コードジンのヘッダーが入ります
「Expression Studio 3で作るSilverlight 3」と題したセッションでは、マイクロソフト株式会社デベロッパー&プラットフォーム統括本部 UXテクノロジー推進部 春日井良隆氏が、Expression Blend 3のデモを中心に、主要な機能を紹介した。
Microsoft Expression Studio 3は、ユーザーエクスペリエンスを意識したWebサイトやアプリケーションを設計するためのデザインスイートだ。SilverlightやWPF(Windows Presentation Foundation)アプリケーションをデザイン・設計する「Expression Blend」、Webサイトのオーサリングを行う「Expression Web」、アプリケーションのグラフィックパーツをデザインする「Expression Design」、オーディオ/ビデオエンコーダーの「Expression Encoder」の4つの製品から構成されている。

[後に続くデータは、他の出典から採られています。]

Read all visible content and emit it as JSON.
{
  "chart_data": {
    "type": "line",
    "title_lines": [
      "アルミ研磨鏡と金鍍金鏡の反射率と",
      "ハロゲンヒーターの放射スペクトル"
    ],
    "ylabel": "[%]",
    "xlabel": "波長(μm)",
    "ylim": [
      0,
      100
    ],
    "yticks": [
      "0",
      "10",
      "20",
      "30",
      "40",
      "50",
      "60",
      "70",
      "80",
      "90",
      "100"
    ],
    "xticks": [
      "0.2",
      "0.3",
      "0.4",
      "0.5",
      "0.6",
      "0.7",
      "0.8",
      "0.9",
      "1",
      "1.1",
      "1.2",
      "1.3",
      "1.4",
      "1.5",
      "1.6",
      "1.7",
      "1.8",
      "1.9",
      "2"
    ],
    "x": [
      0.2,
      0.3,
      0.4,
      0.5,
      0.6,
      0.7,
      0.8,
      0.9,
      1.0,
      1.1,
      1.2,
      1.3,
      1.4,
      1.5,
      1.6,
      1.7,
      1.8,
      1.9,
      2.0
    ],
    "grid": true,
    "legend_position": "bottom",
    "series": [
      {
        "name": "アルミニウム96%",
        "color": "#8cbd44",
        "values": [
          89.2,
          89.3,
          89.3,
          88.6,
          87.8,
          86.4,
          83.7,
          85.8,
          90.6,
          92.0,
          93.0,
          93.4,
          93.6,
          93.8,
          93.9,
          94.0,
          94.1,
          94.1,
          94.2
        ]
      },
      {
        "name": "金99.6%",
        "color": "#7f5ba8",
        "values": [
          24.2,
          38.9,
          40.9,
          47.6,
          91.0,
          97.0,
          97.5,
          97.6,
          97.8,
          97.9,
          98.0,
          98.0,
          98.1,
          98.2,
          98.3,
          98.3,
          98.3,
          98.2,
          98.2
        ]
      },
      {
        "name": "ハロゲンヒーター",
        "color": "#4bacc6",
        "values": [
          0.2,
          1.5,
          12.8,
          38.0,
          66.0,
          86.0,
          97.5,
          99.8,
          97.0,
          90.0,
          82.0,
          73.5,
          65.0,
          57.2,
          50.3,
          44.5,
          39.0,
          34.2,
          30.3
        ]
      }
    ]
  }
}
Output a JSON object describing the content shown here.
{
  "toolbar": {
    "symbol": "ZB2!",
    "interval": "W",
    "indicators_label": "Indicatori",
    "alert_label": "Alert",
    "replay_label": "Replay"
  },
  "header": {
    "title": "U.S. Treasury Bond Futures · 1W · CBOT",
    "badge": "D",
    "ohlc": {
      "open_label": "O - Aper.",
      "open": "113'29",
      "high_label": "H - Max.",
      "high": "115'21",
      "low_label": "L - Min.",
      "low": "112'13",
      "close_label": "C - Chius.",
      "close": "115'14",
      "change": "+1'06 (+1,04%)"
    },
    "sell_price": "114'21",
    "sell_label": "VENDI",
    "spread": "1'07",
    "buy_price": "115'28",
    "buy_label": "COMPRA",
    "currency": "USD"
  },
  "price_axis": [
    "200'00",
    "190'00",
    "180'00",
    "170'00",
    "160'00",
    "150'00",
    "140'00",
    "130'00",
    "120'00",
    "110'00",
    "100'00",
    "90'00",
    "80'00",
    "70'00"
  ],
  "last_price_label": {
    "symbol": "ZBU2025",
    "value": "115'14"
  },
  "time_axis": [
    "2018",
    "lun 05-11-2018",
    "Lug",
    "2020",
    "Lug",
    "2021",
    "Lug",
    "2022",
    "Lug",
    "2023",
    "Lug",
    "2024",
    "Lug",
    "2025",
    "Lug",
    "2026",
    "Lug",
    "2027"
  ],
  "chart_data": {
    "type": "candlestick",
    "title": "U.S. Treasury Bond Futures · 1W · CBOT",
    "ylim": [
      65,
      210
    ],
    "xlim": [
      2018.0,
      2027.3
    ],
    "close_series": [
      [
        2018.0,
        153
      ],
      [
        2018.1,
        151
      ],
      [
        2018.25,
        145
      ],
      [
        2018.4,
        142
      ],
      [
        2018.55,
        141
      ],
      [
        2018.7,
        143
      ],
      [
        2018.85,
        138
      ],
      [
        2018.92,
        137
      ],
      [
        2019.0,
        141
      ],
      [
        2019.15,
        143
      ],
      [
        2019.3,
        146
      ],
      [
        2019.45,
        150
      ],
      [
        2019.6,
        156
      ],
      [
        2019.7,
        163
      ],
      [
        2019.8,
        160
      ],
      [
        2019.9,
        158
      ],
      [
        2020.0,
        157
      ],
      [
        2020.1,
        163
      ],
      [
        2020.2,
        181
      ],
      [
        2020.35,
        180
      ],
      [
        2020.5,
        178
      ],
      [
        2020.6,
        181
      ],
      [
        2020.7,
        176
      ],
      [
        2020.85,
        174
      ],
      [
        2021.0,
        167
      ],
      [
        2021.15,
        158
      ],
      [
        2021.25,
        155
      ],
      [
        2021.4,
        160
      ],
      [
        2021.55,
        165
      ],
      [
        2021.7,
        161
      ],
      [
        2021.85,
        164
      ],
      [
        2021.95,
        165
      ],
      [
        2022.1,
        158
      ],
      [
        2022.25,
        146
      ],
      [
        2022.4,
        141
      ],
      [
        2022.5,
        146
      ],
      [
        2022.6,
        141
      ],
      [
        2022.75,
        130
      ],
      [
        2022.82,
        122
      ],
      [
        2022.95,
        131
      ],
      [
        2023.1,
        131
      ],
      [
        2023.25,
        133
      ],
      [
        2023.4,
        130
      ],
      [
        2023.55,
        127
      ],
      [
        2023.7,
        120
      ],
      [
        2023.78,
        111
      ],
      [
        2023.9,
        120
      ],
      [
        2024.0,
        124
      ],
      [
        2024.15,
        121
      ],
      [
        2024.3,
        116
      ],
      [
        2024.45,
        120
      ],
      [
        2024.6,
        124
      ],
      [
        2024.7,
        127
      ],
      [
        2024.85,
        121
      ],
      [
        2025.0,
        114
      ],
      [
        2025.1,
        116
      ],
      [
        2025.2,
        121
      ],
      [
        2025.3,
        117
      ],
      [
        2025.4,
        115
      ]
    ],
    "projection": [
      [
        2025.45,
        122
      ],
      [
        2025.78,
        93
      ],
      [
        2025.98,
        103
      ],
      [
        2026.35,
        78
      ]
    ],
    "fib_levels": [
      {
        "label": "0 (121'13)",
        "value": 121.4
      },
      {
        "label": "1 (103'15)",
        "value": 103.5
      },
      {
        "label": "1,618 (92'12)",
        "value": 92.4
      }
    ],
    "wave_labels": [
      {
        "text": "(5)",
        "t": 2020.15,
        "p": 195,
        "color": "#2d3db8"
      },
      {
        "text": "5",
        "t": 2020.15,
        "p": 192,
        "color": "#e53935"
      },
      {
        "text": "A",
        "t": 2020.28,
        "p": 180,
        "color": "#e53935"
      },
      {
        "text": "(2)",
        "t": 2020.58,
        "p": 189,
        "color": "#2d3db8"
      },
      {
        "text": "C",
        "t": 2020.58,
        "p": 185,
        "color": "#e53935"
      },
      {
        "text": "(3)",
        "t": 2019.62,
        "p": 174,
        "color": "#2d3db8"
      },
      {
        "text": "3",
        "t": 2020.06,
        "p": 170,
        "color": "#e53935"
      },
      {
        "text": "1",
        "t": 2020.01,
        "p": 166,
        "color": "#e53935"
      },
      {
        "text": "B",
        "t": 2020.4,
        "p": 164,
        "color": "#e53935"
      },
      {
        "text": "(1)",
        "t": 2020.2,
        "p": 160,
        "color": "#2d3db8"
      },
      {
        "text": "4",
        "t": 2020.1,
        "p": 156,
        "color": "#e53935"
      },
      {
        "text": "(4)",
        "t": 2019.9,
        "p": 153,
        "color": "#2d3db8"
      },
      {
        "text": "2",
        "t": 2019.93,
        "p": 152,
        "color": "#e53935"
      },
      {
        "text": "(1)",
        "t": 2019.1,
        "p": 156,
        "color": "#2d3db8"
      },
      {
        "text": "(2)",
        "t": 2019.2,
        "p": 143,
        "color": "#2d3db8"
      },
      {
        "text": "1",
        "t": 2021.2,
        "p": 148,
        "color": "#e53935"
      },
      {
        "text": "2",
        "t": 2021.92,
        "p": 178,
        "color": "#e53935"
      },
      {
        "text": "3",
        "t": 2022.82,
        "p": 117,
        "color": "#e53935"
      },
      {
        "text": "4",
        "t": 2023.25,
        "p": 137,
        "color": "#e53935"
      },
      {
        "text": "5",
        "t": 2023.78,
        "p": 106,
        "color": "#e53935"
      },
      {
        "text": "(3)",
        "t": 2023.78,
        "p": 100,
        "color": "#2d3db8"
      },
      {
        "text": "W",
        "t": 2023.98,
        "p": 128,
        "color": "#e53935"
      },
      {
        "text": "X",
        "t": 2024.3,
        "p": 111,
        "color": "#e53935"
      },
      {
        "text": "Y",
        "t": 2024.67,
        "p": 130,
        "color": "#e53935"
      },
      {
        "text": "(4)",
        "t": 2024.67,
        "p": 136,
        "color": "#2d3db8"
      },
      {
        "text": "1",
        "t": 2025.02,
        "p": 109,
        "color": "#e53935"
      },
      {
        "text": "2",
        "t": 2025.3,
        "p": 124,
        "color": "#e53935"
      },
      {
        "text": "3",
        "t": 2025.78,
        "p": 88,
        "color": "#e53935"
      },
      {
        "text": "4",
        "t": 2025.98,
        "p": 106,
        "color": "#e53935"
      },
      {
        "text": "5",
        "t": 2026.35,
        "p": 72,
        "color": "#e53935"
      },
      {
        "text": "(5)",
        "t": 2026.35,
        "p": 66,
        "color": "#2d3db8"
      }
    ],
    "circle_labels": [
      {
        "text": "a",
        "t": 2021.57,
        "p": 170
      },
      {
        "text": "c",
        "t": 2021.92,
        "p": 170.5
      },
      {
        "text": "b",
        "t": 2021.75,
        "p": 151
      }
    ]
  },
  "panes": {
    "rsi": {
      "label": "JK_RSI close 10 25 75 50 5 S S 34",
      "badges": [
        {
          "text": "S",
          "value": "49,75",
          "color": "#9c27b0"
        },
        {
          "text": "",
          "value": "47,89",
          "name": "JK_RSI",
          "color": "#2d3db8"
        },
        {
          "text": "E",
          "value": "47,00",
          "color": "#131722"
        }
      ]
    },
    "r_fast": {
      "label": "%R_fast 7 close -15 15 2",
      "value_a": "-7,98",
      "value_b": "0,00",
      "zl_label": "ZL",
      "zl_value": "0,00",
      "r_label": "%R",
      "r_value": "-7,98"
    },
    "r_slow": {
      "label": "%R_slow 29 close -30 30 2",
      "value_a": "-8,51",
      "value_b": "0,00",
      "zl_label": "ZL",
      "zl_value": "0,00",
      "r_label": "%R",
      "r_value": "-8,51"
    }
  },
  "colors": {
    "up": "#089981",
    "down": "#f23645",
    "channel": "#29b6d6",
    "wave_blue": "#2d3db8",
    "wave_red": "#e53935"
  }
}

セッションの最初に紹介された「Sketch Flow」は、プロトタイピングを効率化し、作業チームやクライアントとの意志疎通を円滑するBlend 3の目玉の機能だ。「これは、アプリケーションの画面遷移やレイアウト、インタラクションなどを、実際に稼働するプロトタイプとして容易に作成できる機能です。これまでのプロトタイプ制作には、PowerPointやExcel、Photoshop、場合によっては紙を使ってきたと思います。しかしSketch Flowでは、最終成果物に近い形で動作を視覚的に確認でき、さらにフィードバック機能を実装しているため、お客様への確認や修正を正確に行い、早期に画面要件を固めることが可能になります。また作成したフローをWord文書に出力できるので、マニュアルや要件定義書のような文書ソースの活用という面でも効率が大きくアップします」と春日井氏は解説する。

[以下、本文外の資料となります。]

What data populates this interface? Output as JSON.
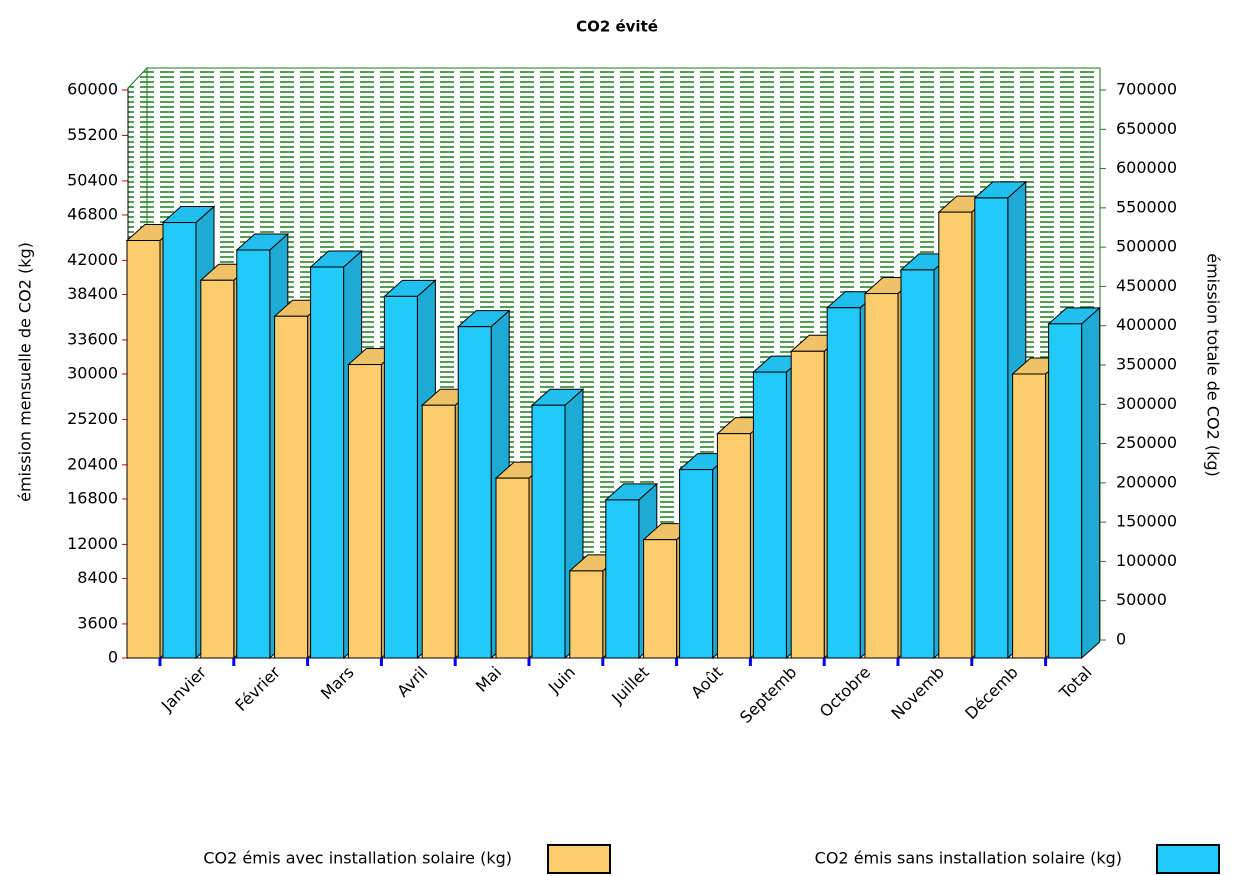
{
  "chart_data": {
    "type": "bar3d",
    "title": "CO2 évité",
    "y_label": "émission mensuelle de CO2 (kg)",
    "y2_label": "émission totale de CO2 (kg)",
    "categories": [
      "Janvier",
      "Février",
      "Mars",
      "Avril",
      "Mai",
      "Juin",
      "Juillet",
      "Août",
      "Septemb",
      "Octobre",
      "Novemb",
      "Décemb",
      "Total"
    ],
    "series": [
      {
        "name": "CO2 émis avec installation solaire (kg)",
        "color": "#fdcc6c",
        "values": [
          44100,
          39900,
          36100,
          31000,
          26700,
          19000,
          9200,
          12500,
          23700,
          32400,
          38500,
          47100,
          30000
        ]
      },
      {
        "name": "CO2 émis sans installation solaire (kg)",
        "color": "#22c9fb",
        "values": [
          46000,
          43100,
          41300,
          38200,
          35000,
          26700,
          16700,
          19900,
          30200,
          37000,
          41000,
          48600,
          35300
        ]
      }
    ],
    "ylim": [
      0,
      60000
    ],
    "yticks": [
      0,
      3600,
      8400,
      12000,
      16800,
      20400,
      25200,
      30000,
      33600,
      38400,
      42000,
      46800,
      50400,
      55200,
      60000
    ],
    "y2lim": [
      0,
      700000
    ],
    "y2ticks": [
      0,
      50000,
      100000,
      150000,
      200000,
      250000,
      300000,
      350000,
      400000,
      450000,
      500000,
      550000,
      600000,
      650000,
      700000
    ]
  }
}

SketchFlow以外にも、Expression DesignやIllustratorでデザインされたグラフィックパーツを読み込み、ボタンやスライダーといったコントロールに変換、「ビジュアルステートマネージャ」を用いてインタラクションをつけていくデモや、ボタンをクリックするとムービーが再生されるロジックをC#を書くことなくプロパティの選択で指定することができる「ビヘイビアー」が紹介された。春日井氏はBlendを使う心得として「コードをいじろうとしてはいけない」と説明していたが、実際にデモの中でコードを編集どころか、表示することすらなかったのは印象的だ。

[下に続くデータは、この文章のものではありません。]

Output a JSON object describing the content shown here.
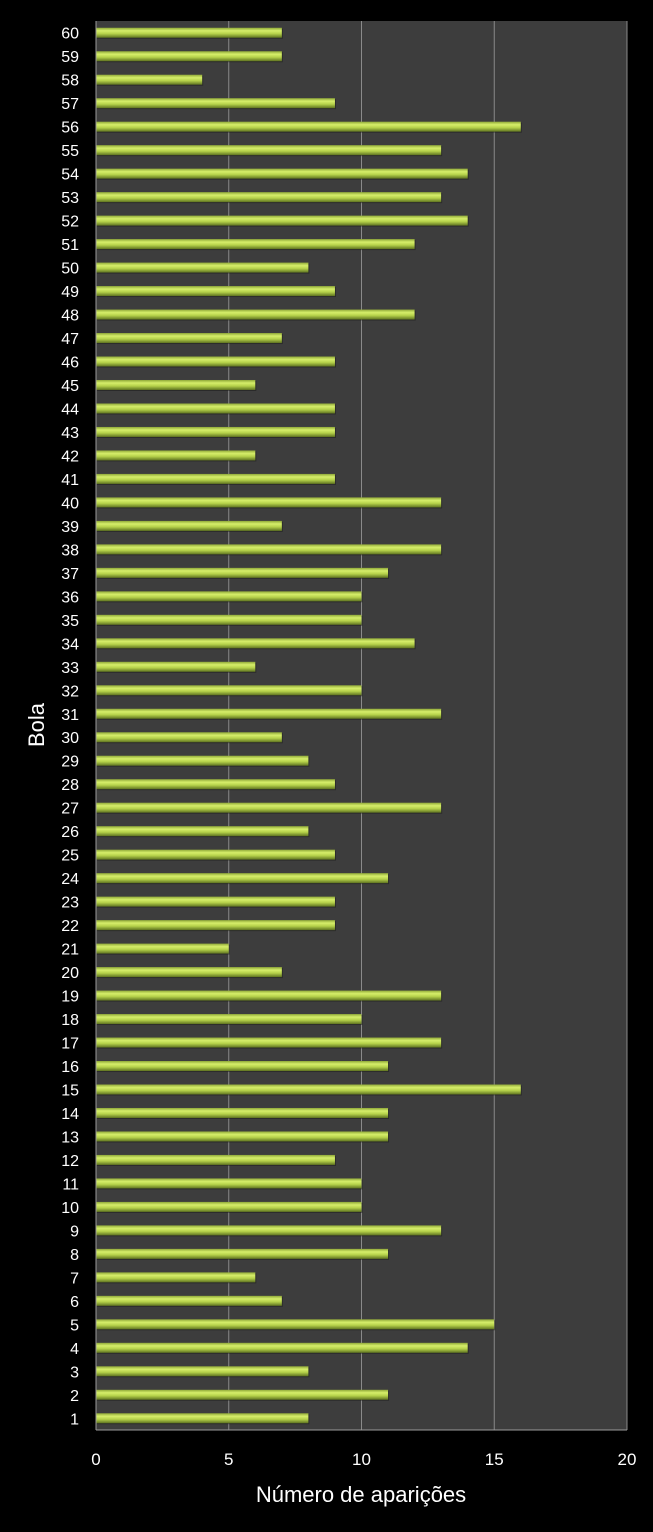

Expression Web 3に搭載されているSuperPreviewは、ブラウザのレンダリングエンジンを用いて、ツール内でHTMLのレンダリング結果を比較表示できる機能だ。構築中のWebページだけでなく、オンラインのURLを読み込むことも可能になっている。対応しているブラウザはIE6、7、8とFireFoxで、使用するためにはそれぞれのブラウザをインストールする必要があるが、IE6のレンダリングエンジンはSuperPreviewに内包されているので、実際はIE8とFirefoxをインストールしておけばいいだろう。
この機能を用いることで、これまでのように、作成したWebページをその都度、ブラウザで表示させて、比較検証するといった煩わしい作業から解放され、デバッグの作業が飛躍的に効率化される。
最後にデモしたのが、Expression Encoder 3のスクリーンキャプチャー機能だ。これはその名の通り、PCのスクリーン上の操作を動画としてキャプチャーし、Silverlightで配信できる機能となっている。
「Encoder 3はエンコードツールなので、多くのアプリケーション開発者やデザイナーには関係のないツールだと思われるかも知れませんが、このようにPCの操作を動画で撮れるので、トレーニングやプロモーションに活用できると思います」(春日井氏)。
Expression Studio 3には、60日間の評価版が用意されている。また、デブサミの直前にスクリーンキャプチャーを利用したビデオチュートリアルが公開されているので、まだ使ったことのない方はまず、一度トライしてみてはいかがだろうか。